L’augmentation est attribuée à un hiver doux, ce qui permet la survie de plus de reines dans leurs nids, ainsi que le buffet à travers toute la ville, aussi connu comme la grève des employés municipaux.

Les moustiques, aussi, sont à la hausse. Le bureau de santé publique de Toronto a signalé avoir capturé un montant plus élevé que d’habitude cet été à l’intérieur des pièges situés près des bassins hydrologiques partout dans la ville, particulièrement vers la fin de la saison.

« Nous pensons que c’est en raison du plus grand nombre de surfaces d’eau, ce qui engendre plus d’endroits de reproduction », déclare le directeur du bureau de la santé publique de Toronto, Reg Avre. « Mais nous ne voyons aucune évidence du virus du Nil occidental ».

La folie du moustique n’a pas encore saisie la ville. Mais la ville de Toronto est au-delà de n’avoir ras le bol avec les guêpes, une espèce que les êtres humains ont tenté d’éviter avec de nombreuses stratégies. Certains font semblants d’être morts. D’autres courent en hurlant. D’autres font semblants d’être morts, et ensuite ils courent en hurlant.

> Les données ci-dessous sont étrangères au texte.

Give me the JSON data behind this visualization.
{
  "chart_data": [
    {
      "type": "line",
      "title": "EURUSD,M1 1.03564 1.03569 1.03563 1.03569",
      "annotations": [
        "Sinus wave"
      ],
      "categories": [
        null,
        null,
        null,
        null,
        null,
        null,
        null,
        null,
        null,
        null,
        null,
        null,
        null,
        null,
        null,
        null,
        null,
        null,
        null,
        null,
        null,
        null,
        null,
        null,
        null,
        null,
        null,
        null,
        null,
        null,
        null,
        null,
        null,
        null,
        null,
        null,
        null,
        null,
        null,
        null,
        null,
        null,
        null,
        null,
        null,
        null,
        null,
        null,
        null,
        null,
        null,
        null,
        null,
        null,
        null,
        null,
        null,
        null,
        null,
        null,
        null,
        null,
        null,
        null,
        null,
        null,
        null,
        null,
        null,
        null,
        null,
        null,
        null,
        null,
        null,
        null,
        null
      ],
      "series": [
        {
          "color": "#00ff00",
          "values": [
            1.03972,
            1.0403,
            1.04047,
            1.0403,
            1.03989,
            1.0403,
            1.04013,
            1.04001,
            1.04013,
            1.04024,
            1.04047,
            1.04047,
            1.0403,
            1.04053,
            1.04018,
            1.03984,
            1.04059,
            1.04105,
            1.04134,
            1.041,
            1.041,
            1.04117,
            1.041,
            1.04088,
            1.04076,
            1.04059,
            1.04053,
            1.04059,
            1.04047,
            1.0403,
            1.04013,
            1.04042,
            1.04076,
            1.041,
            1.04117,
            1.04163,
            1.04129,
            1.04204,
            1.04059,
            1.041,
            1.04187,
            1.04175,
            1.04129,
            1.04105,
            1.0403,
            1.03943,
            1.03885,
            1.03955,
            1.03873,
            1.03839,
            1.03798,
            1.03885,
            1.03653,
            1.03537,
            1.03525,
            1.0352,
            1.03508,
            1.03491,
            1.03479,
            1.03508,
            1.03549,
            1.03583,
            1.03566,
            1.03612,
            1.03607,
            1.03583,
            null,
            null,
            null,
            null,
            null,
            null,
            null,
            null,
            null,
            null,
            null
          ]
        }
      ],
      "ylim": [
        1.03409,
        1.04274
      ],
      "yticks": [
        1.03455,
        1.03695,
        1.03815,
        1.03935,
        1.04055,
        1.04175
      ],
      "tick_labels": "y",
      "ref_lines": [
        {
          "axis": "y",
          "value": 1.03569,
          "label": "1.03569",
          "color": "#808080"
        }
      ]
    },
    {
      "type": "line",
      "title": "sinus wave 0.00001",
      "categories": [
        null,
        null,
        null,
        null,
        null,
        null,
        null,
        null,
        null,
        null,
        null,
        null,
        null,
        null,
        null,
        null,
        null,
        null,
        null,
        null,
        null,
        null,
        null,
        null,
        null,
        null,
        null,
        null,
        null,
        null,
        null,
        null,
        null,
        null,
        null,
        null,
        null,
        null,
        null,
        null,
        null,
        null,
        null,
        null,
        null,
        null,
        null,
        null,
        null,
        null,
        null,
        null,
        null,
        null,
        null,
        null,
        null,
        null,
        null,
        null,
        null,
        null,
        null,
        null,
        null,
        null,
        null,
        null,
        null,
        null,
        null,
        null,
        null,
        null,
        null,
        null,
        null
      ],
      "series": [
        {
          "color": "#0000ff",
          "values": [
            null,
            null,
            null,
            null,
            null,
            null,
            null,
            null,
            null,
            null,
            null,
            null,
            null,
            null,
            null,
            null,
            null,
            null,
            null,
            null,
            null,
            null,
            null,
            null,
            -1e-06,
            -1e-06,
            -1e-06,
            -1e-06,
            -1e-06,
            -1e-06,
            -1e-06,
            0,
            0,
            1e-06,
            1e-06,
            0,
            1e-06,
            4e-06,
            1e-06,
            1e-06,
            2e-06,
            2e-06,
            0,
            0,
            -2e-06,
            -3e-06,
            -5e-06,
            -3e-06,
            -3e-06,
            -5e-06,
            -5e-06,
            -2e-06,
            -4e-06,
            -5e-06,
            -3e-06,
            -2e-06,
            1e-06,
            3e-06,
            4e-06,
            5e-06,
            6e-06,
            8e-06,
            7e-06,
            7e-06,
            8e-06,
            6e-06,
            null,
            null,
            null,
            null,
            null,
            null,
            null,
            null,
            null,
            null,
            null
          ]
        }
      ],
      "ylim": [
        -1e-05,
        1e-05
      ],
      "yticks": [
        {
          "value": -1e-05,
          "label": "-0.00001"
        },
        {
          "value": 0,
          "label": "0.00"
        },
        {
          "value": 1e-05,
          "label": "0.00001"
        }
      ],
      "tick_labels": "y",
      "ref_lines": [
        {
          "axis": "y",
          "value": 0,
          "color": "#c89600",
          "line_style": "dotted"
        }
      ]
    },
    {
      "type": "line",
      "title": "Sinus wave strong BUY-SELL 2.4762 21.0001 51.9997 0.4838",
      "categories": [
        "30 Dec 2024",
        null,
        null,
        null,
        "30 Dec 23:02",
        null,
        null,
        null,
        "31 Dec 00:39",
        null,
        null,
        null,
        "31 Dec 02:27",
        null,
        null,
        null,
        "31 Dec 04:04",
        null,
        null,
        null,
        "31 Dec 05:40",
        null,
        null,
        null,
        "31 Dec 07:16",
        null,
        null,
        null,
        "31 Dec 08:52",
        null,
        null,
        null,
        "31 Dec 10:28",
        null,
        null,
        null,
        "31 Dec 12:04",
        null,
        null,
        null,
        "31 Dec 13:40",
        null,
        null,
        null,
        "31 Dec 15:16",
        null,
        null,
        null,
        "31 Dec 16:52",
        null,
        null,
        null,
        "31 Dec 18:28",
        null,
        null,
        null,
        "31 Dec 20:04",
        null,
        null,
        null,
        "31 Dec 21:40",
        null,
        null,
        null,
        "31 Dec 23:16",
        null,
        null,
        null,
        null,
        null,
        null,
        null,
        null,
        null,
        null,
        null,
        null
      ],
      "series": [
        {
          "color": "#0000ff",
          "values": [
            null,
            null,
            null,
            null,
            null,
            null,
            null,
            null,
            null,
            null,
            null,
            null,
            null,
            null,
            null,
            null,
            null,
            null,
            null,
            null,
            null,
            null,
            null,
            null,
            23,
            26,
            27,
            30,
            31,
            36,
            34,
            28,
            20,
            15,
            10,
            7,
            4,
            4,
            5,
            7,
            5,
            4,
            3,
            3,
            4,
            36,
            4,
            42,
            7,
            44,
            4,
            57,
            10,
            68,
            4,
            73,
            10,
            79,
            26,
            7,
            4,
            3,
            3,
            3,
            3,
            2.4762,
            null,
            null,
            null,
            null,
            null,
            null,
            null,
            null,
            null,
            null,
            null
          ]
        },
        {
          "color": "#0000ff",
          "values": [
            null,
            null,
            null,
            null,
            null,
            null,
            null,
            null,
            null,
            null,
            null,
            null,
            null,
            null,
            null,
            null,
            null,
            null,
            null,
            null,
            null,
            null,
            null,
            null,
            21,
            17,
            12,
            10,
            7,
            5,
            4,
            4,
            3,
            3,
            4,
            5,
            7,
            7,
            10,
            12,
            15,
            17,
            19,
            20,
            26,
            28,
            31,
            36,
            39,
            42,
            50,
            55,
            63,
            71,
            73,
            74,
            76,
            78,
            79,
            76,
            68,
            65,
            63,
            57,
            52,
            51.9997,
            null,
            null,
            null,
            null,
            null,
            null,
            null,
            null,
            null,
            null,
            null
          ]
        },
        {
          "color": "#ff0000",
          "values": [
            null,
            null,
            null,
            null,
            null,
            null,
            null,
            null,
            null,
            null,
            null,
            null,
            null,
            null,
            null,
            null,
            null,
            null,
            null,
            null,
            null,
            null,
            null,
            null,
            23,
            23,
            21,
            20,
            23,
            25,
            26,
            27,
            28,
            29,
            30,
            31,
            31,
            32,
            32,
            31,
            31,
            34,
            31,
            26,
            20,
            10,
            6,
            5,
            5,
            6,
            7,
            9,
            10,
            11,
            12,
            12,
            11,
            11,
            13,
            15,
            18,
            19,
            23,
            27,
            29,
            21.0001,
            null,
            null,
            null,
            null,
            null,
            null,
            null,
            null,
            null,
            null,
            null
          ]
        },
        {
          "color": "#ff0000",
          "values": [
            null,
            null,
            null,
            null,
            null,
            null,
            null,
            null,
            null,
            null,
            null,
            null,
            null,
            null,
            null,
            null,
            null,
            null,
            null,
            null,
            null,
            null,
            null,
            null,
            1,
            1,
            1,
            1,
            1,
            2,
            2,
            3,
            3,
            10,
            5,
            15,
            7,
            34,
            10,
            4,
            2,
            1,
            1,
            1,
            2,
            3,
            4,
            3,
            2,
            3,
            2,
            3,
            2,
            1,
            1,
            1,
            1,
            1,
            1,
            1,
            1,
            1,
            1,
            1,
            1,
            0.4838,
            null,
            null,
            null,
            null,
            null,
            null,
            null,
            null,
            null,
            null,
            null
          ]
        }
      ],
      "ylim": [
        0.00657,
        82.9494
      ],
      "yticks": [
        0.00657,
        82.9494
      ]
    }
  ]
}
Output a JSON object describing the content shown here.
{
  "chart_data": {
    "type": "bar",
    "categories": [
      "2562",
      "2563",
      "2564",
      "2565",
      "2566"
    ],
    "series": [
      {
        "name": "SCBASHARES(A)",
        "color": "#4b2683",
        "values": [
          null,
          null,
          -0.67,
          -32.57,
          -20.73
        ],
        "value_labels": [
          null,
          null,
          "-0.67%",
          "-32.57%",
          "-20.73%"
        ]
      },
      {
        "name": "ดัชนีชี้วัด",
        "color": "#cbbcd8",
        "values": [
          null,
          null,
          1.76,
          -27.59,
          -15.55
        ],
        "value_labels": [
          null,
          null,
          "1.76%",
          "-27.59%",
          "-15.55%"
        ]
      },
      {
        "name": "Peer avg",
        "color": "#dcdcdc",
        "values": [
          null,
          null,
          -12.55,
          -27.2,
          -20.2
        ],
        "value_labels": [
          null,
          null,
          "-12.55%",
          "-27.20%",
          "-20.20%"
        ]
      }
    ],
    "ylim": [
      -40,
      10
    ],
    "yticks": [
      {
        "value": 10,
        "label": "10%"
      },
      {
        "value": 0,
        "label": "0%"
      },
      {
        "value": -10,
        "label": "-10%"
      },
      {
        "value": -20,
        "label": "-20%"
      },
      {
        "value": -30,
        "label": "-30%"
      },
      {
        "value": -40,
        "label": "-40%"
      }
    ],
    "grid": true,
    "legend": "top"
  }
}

C’est, en effet, hautement irrationnel. Après tout, les guêpes sont ridiculement petites. Et elles sont moins susceptibles à vous piquer que les moustiques, une espèce que les humains sont beaucoup plus aptes à tolérer, mais qui est toutefois connue pour propager la maladie.

Le pire qu’une guêpe puisse faire, en présumant que vous n’êtes pas allergiques, est de causer un peu de douleur et de malaise. Tout de même, nous nous comportons comme si elles sont des voleurs à main armée.

L’hystérie est facilement expliquée, selon l’entomologiste et biologiste évolutionniste, Doug Currie. Notre espèce s’est évoluée afin de craindre la combinaison des couleurs noire et jaune – l’avertissement classique de la nature qui est la coloration.

Lorsque les gens et d’autres organismes aperçoivent quelque chose qui est jaune et noir, il est naturel pour eux de se tenir à une distance respectueuse. Cette réaction plutôt négative est bien ancrée en nous », dit M. Currie, un professeur à l’Université de Toronto.  

D’autres couleurs peuvent également agir en tant que signes d’avertissement, il dit, mais le jaune et le noir sont un duo particulièrement létal. Il a pointé à l’un des serpents les plus venimeux au monde, soit le bongare, à titre d’exemple.

Comme si les guêpes n’étaient pas assez mauvaises.